"How did she seem?" he asked anxiously.
"Very gentle and quiet," replied the Mother. "But I have one request. I hope to cure the excitability or lassitude of your wife, but I beg you never to ask me what we have said to each other. If I am to gain her entire confidence, I must be able to say to her in good faith, that what she tells me is told to me alone; and that what she imparts to me will never pass my lips. Are you willing to promise that we ladies shall do as we like together?"
"Yes," answered Sonnenkamp. It seemed hard for him to consent, but he felt that he must.
CHAPTER III.
A NEIGHBOR SECURED.
Pranken came the next day, and when he met the widow of the Professor, summoned to his aid his most polished manner; she gave him to understand at once, that she regarded him as a son of the house. She did this with so much delicacy and such a charming tact, that Pranken was extremely delighted.
When she thanked him for having been the means of obtaining such a position for Eric, he declined receiving any thanks for what he had done, as it was only a trifling amount toward the payment of his debt to the late Professor, to whom he owed all the culture he possessed.
He said this with a tone that entirely won the Widow's heart; she could make allowance for the exaggeration of politeness, but she felt there was a basis of sincerity, inasmuch as no one, unless he were utterly abandoned, could have come within the sphere of her husband's voice and eye, without receiving therefrom a good influence for life.

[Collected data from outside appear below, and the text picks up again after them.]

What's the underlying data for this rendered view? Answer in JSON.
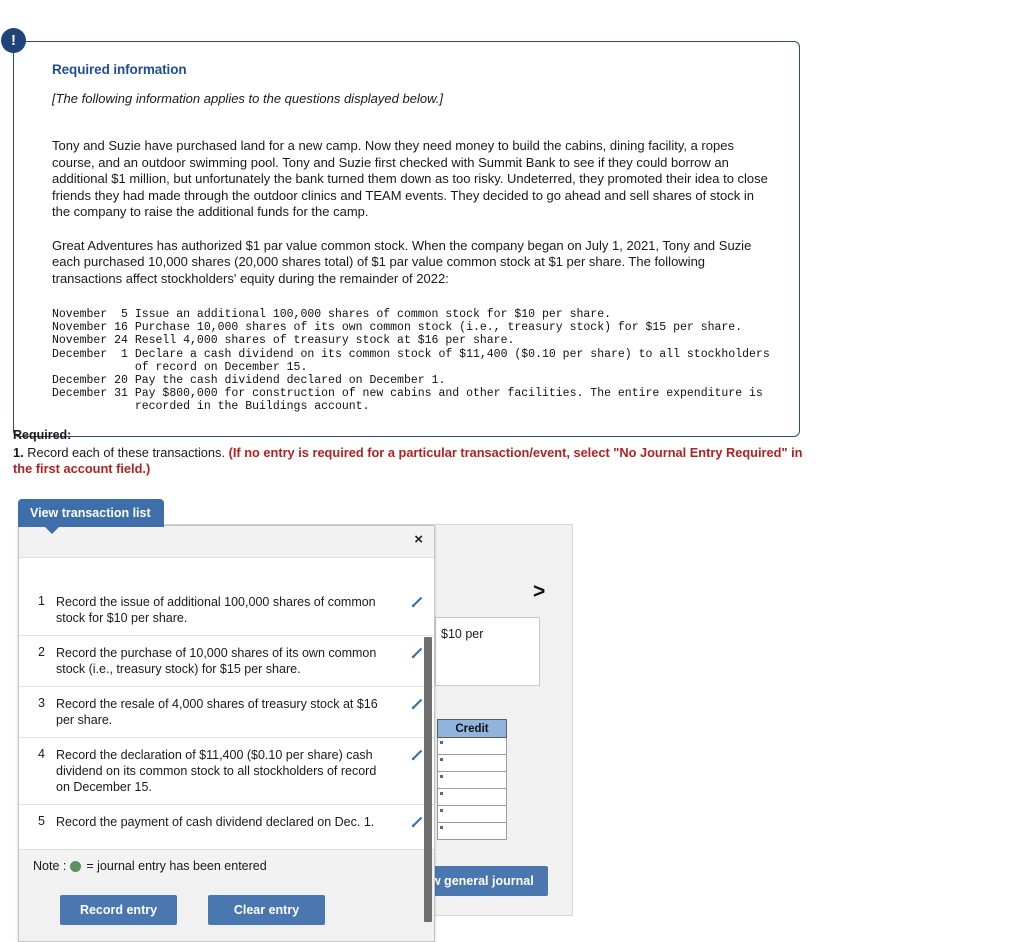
{
  "alert_icon": "exclamation-icon",
  "required_info": {
    "title": "Required information",
    "bracket_note": "[The following information applies to the questions displayed below.]",
    "paragraph1": "Tony and Suzie have purchased land for a new camp. Now they need money to build the cabins, dining facility, a ropes course, and an outdoor swimming pool. Tony and Suzie first checked with Summit Bank to see if they could borrow an additional $1 million, but unfortunately the bank turned them down as too risky. Undeterred, they promoted their idea to close friends they had made through the outdoor clinics and TEAM events. They decided to go ahead and sell shares of stock in the company to raise the additional funds for the camp.",
    "paragraph2": "Great Adventures has authorized $1 par value common stock. When the company began on July 1, 2021, Tony and Suzie each purchased 10,000 shares (20,000 shares total) of $1 par value common stock at $1 per share. The following transactions affect stockholders' equity during the remainder of 2022:",
    "transactions_text": "November  5 Issue an additional 100,000 shares of common stock for $10 per share.\nNovember 16 Purchase 10,000 shares of its own common stock (i.e., treasury stock) for $15 per share.\nNovember 24 Resell 4,000 shares of treasury stock at $16 per share.\nDecember  1 Declare a cash dividend on its common stock of $11,400 ($0.10 per share) to all stockholders\n            of record on December 15.\nDecember 20 Pay the cash dividend declared on December 1.\nDecember 31 Pay $800,000 for construction of new cabins and other facilities. The entire expenditure is\n            recorded in the Buildings account."
  },
  "required_section": {
    "label": "Required:",
    "number": "1.",
    "text": " Record each of these transactions. ",
    "red_text": "(If no entry is required for a particular transaction/event, select \"No Journal Entry Required\" in the first account field.)"
  },
  "tab": {
    "label": "View transaction list"
  },
  "worksheet": {
    "next_icon": ">",
    "white_box_text": "$10 per",
    "credit_header": "Credit",
    "credit_rows": [
      "",
      "",
      "",
      "",
      "",
      ""
    ],
    "view_journal_label": "View general journal"
  },
  "modal": {
    "close_icon": "×",
    "transactions": [
      {
        "num": "1",
        "text": "Record the issue of additional 100,000 shares of common stock for $10 per share."
      },
      {
        "num": "2",
        "text": "Record the purchase of 10,000 shares of its own common stock (i.e., treasury stock) for $15 per share."
      },
      {
        "num": "3",
        "text": "Record the resale of 4,000 shares of treasury stock at $16 per share."
      },
      {
        "num": "4",
        "text": "Record the declaration of $11,400 ($0.10 per share) cash dividend on its common stock to all stockholders of record on December 15."
      },
      {
        "num": "5",
        "text": "Record the payment of cash dividend declared on Dec. 1."
      }
    ],
    "note_prefix": "Note :",
    "note_suffix": "= journal entry has been entered",
    "record_entry_label": "Record entry",
    "clear_entry_label": "Clear entry"
  },
  "colors": {
    "accent_blue": "#4a77b0",
    "heading_blue": "#1f4e96",
    "warning_red": "#b22222",
    "green_dot": "#5e8f5c",
    "panel_border": "#2e4a7d"
  }
}
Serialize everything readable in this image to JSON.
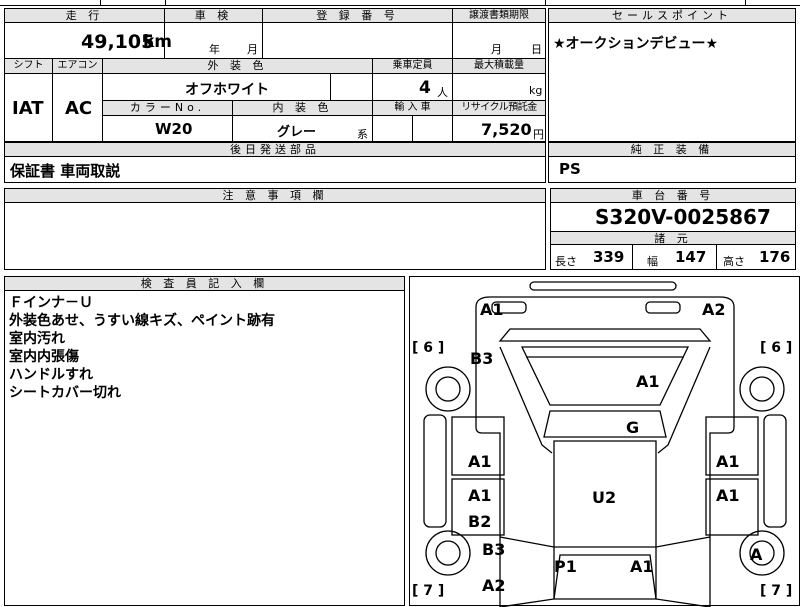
{
  "top_clip": {
    "left": "",
    "mid": "",
    "right": ""
  },
  "headers": {
    "mileage": "走 行",
    "inspection": "車 検",
    "registration": "登 録 番 号",
    "transfer_deadline": "譲渡書類期限",
    "sales_point": "セールスポイント",
    "shift": "シフト",
    "aircon": "エアコン",
    "exterior_color": "外 装 色",
    "capacity": "乗車定員",
    "max_load": "最大積載量",
    "color_no": "カラーNo.",
    "interior_color": "内 装 色",
    "import": "輸 入 車",
    "recycle_fee": "リサイクル預託金",
    "later_shipping": "後日発送部品",
    "equipment": "純 正 装 備",
    "notes": "注 意 事 項 欄",
    "chassis_no": "車 台 番 号",
    "specs": "諸 元",
    "inspector_notes": "検 査 員 記 入 欄"
  },
  "values": {
    "mileage": "49,105",
    "mileage_unit": "km",
    "inspection_year": "年",
    "inspection_month": "月",
    "transfer_month": "月",
    "transfer_day": "日",
    "sales_point": "★オークションデビュー★",
    "shift": "IAT",
    "aircon": "AC",
    "exterior_color": "オフホワイト",
    "capacity": "4",
    "capacity_unit": "人",
    "max_load_unit": "kg",
    "color_no": "W20",
    "interior_color": "グレー",
    "interior_suffix": "系",
    "recycle_fee": "7,520",
    "recycle_unit": "円",
    "later_shipping": "保証書 車両取説",
    "equipment": "PS",
    "chassis_no": "S320V-0025867",
    "length_label": "長さ",
    "length": "339",
    "width_label": "幅",
    "width": "147",
    "height_label": "高さ",
    "height": "176",
    "inspector_lines": [
      "Ｆインナ－Ｕ",
      "外装色あせ、うすい線キズ、ペイント跡有",
      "室内汚れ",
      "室内内張傷",
      "ハンドルすれ",
      "シートカバー切れ"
    ]
  },
  "diagram": {
    "tire_fl": "[ 6 ]",
    "tire_fr": "[ 6 ]",
    "tire_rl": "[ 7 ]",
    "tire_rr": "[ 7 ]",
    "marks": [
      "A1",
      "A2",
      "B3",
      "A1",
      "G",
      "A1",
      "A1",
      "A1",
      "A1",
      "B2",
      "U2",
      "B3",
      "A",
      "P1",
      "A1",
      "A2"
    ]
  }
}
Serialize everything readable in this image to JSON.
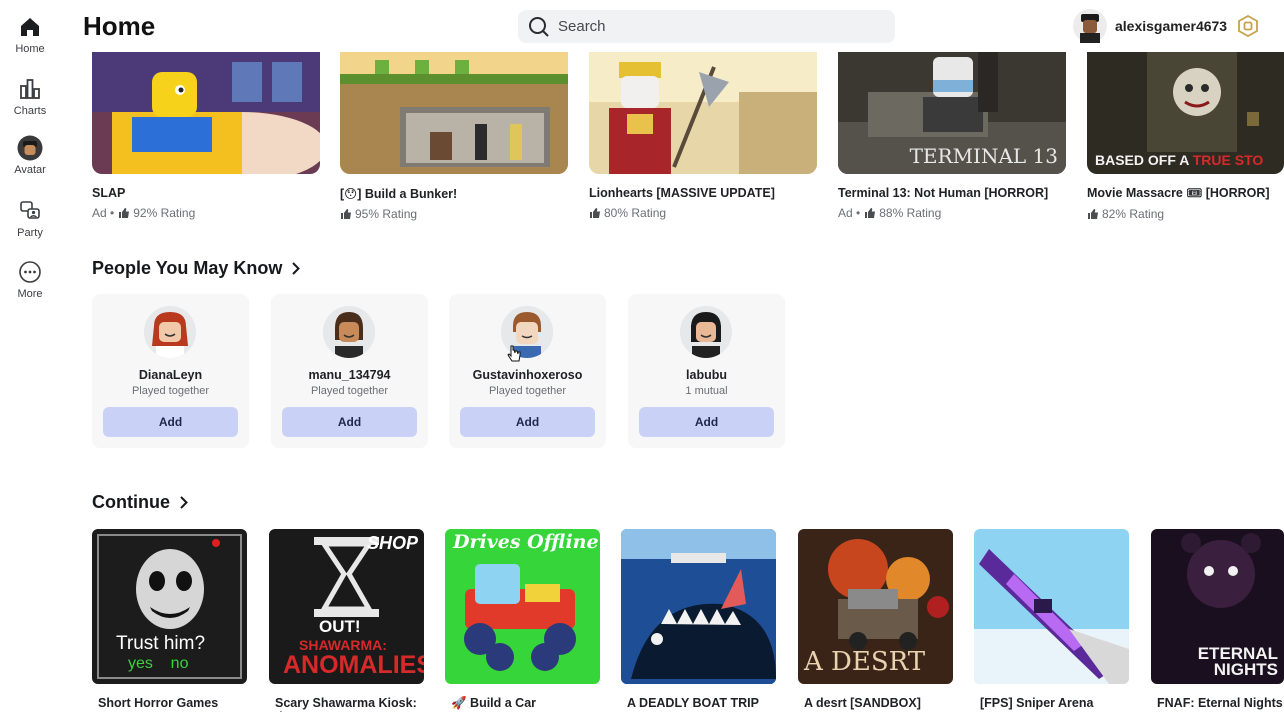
{
  "sidebar": {
    "items": [
      {
        "label": "Home",
        "icon": "home-icon"
      },
      {
        "label": "Charts",
        "icon": "charts-icon"
      },
      {
        "label": "Avatar",
        "icon": "avatar-icon"
      },
      {
        "label": "Party",
        "icon": "party-icon"
      },
      {
        "label": "More",
        "icon": "more-icon"
      }
    ]
  },
  "header": {
    "title": "Home",
    "search_placeholder": "Search",
    "username": "alexisgamer4673"
  },
  "top_games": [
    {
      "name": "SLAP",
      "meta_prefix": "Ad •",
      "rating": "92% Rating"
    },
    {
      "name": "[😯] Build a Bunker!",
      "meta_prefix": "",
      "rating": "95% Rating"
    },
    {
      "name": "Lionhearts [MASSIVE UPDATE]",
      "meta_prefix": "",
      "rating": "80% Rating"
    },
    {
      "name": "Terminal 13: Not Human [HORROR]",
      "meta_prefix": "Ad •",
      "rating": "88% Rating",
      "thumb_text": "TERMINAL 13"
    },
    {
      "name": "Movie Massacre 🎟 [HORROR]",
      "meta_prefix": "",
      "rating": "82% Rating",
      "thumb_text": "BASED OFF A",
      "thumb_text_red": "TRUE STO"
    }
  ],
  "people_section": {
    "title": "People You May Know"
  },
  "people": [
    {
      "name": "DianaLeyn",
      "subtitle": "Played together",
      "button": "Add"
    },
    {
      "name": "manu_134794",
      "subtitle": "Played together",
      "button": "Add"
    },
    {
      "name": "Gustavinhoxeroso",
      "subtitle": "Played together",
      "button": "Add"
    },
    {
      "name": "labubu",
      "subtitle": "1 mutual",
      "button": "Add"
    }
  ],
  "continue_section": {
    "title": "Continue"
  },
  "continue_games": [
    {
      "name": "Short Horror Games",
      "thumb_text": "Trust him?",
      "thumb_text2": "yes    no"
    },
    {
      "name": "Scary Shawarma Kiosk: the ANOMALY",
      "thumb_text": "SHAWARMA:",
      "thumb_text2": "ANOMALIES",
      "thumb_badge": "SHOP",
      "thumb_badge2": "OUT!"
    },
    {
      "name": "🚀 Build a Car",
      "thumb_text": "Drives Offline!"
    },
    {
      "name": "A DEADLY BOAT TRIP"
    },
    {
      "name": "A desrt [SANDBOX]",
      "thumb_text": "A DESRT"
    },
    {
      "name": "[FPS] Sniper Arena"
    },
    {
      "name": "FNAF: Eternal Nights 🍕",
      "thumb_text": "ETERNAL",
      "thumb_text2": "NIGHTS"
    }
  ],
  "colors": {
    "add_button": "#c9d2f6",
    "card_bg": "#f7f7f8",
    "search_bg": "#f1f2f4"
  }
}
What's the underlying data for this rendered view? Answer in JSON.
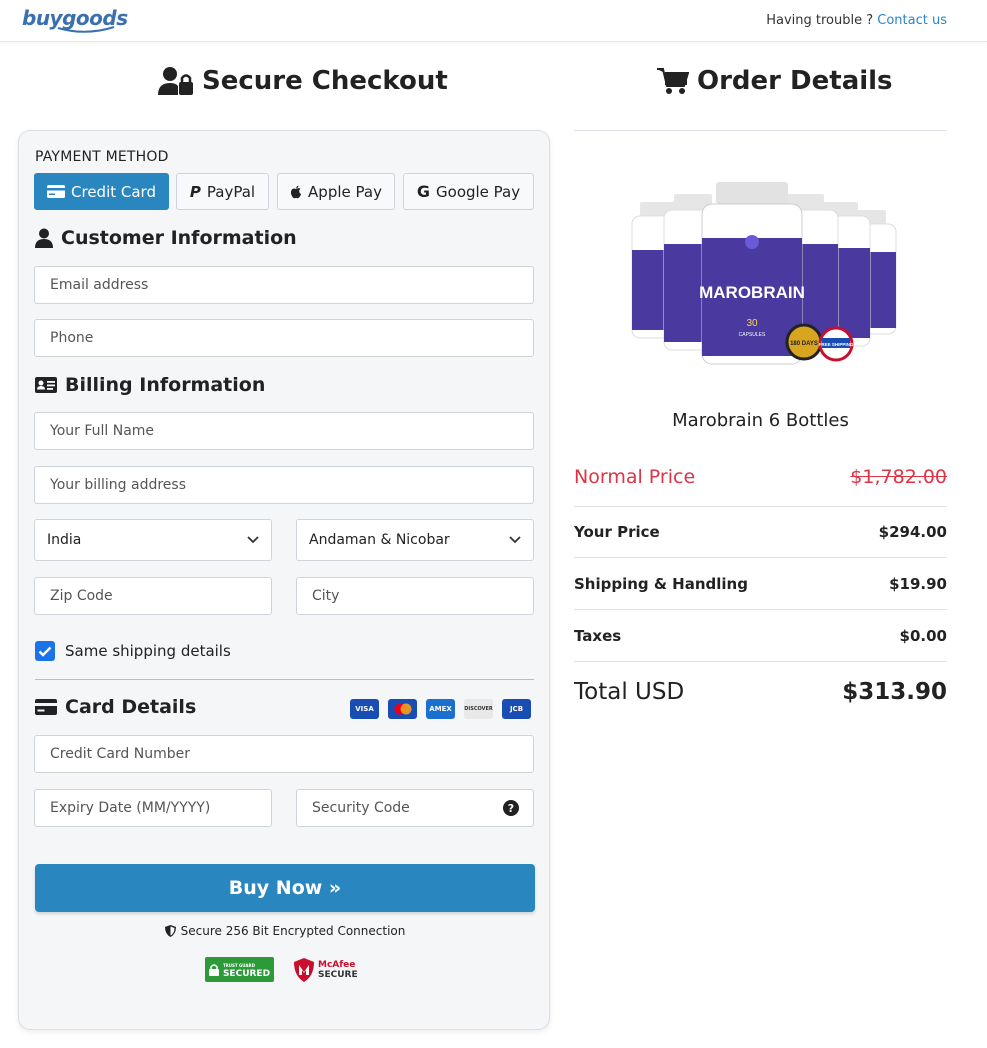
{
  "header": {
    "logo_buy": "buy",
    "logo_goods": "goods",
    "trouble_text": "Having trouble ?",
    "contact_link": "Contact us"
  },
  "checkout": {
    "title": "Secure Checkout",
    "payment_method_label": "PAYMENT METHOD",
    "payment_methods": [
      {
        "label": "Credit Card",
        "active": true
      },
      {
        "label": "PayPal",
        "active": false
      },
      {
        "label": "Apple Pay",
        "active": false
      },
      {
        "label": "Google Pay",
        "active": false
      }
    ],
    "customer_title": "Customer Information",
    "email_placeholder": "Email address",
    "phone_placeholder": "Phone",
    "billing_title": "Billing Information",
    "full_name_placeholder": "Your Full Name",
    "address_placeholder": "Your billing address",
    "country_value": "India",
    "state_value": "Andaman & Nicobar",
    "zip_placeholder": "Zip Code",
    "city_placeholder": "City",
    "same_shipping_label": "Same shipping details",
    "same_shipping_checked": true,
    "card_title": "Card Details",
    "card_brands": [
      "VISA",
      "mastercard",
      "AMEX",
      "DISCOVER",
      "JCB"
    ],
    "card_number_placeholder": "Credit Card Number",
    "expiry_placeholder": "Expiry Date (MM/YYYY)",
    "security_placeholder": "Security Code",
    "buy_button": "Buy Now »",
    "secure_text": "Secure 256 Bit Encrypted Connection",
    "trust_badge": "SECURED",
    "trust_badge_top": "TRUST GUARD",
    "mcafee_line1": "McAfee",
    "mcafee_line2": "SECURE"
  },
  "order": {
    "title": "Order Details",
    "product_name": "Marobrain 6 Bottles",
    "product_brand_text": "MAROBRAIN",
    "product_capsules": "30",
    "product_capsules_label": "CAPSULES",
    "seal_days": "180 DAYS",
    "seal_shipping": "FREE SHIPPING",
    "normal_price_label": "Normal Price",
    "normal_price": "$1,782.00",
    "your_price_label": "Your Price",
    "your_price": "$294.00",
    "shipping_label": "Shipping & Handling",
    "shipping": "$19.90",
    "taxes_label": "Taxes",
    "taxes": "$0.00",
    "total_label": "Total USD",
    "total": "$313.90"
  },
  "colors": {
    "primary": "#2a86bf",
    "strike_red": "#dc3545",
    "link": "#2a86c6",
    "bottle_purple": "#4a3aa0"
  }
}
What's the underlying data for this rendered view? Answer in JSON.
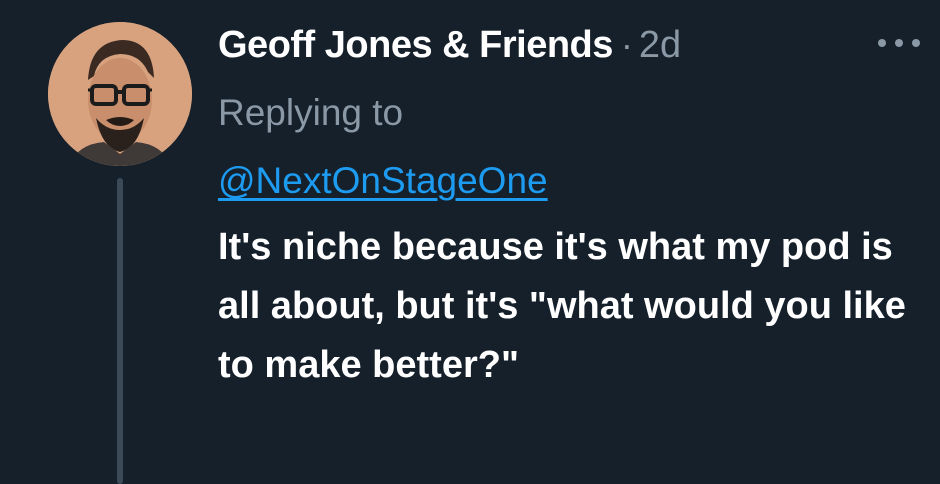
{
  "tweet": {
    "author_name": "Geoff Jones & Friends",
    "separator": "·",
    "time": "2d",
    "more_icon": "more-horizontal-icon",
    "replying_to_label": "Replying to",
    "replying_to_handle": "@NextOnStageOne",
    "body": "It's niche because it's what my pod is all about, but it's \"what would you like to make better?\""
  },
  "colors": {
    "background": "#15202b",
    "primary_text": "#ffffff",
    "secondary_text": "#8b98a5",
    "link": "#1d9bf0",
    "thread_line": "#3b4a59"
  }
}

Pranken spoke of his brother-in-law and his sister, and how much Eric was liked and loved at Wolfsgarten; and he conveyed in a happy turn, how much he expected the lady's presence would effect in composing and calming the recently excited and disturbed state of his sister. He hinted at this very guardedly, representing only how difficult a task it is to live with an elderly man, even a very noble one, and how in some unexpected way the apparent harmony might be disturbed.
She understood more than Pranken imagined, and she was very glad to find the young man disposed, in the retirement of country life, to a deeper consideration of the influence of one human being upon another.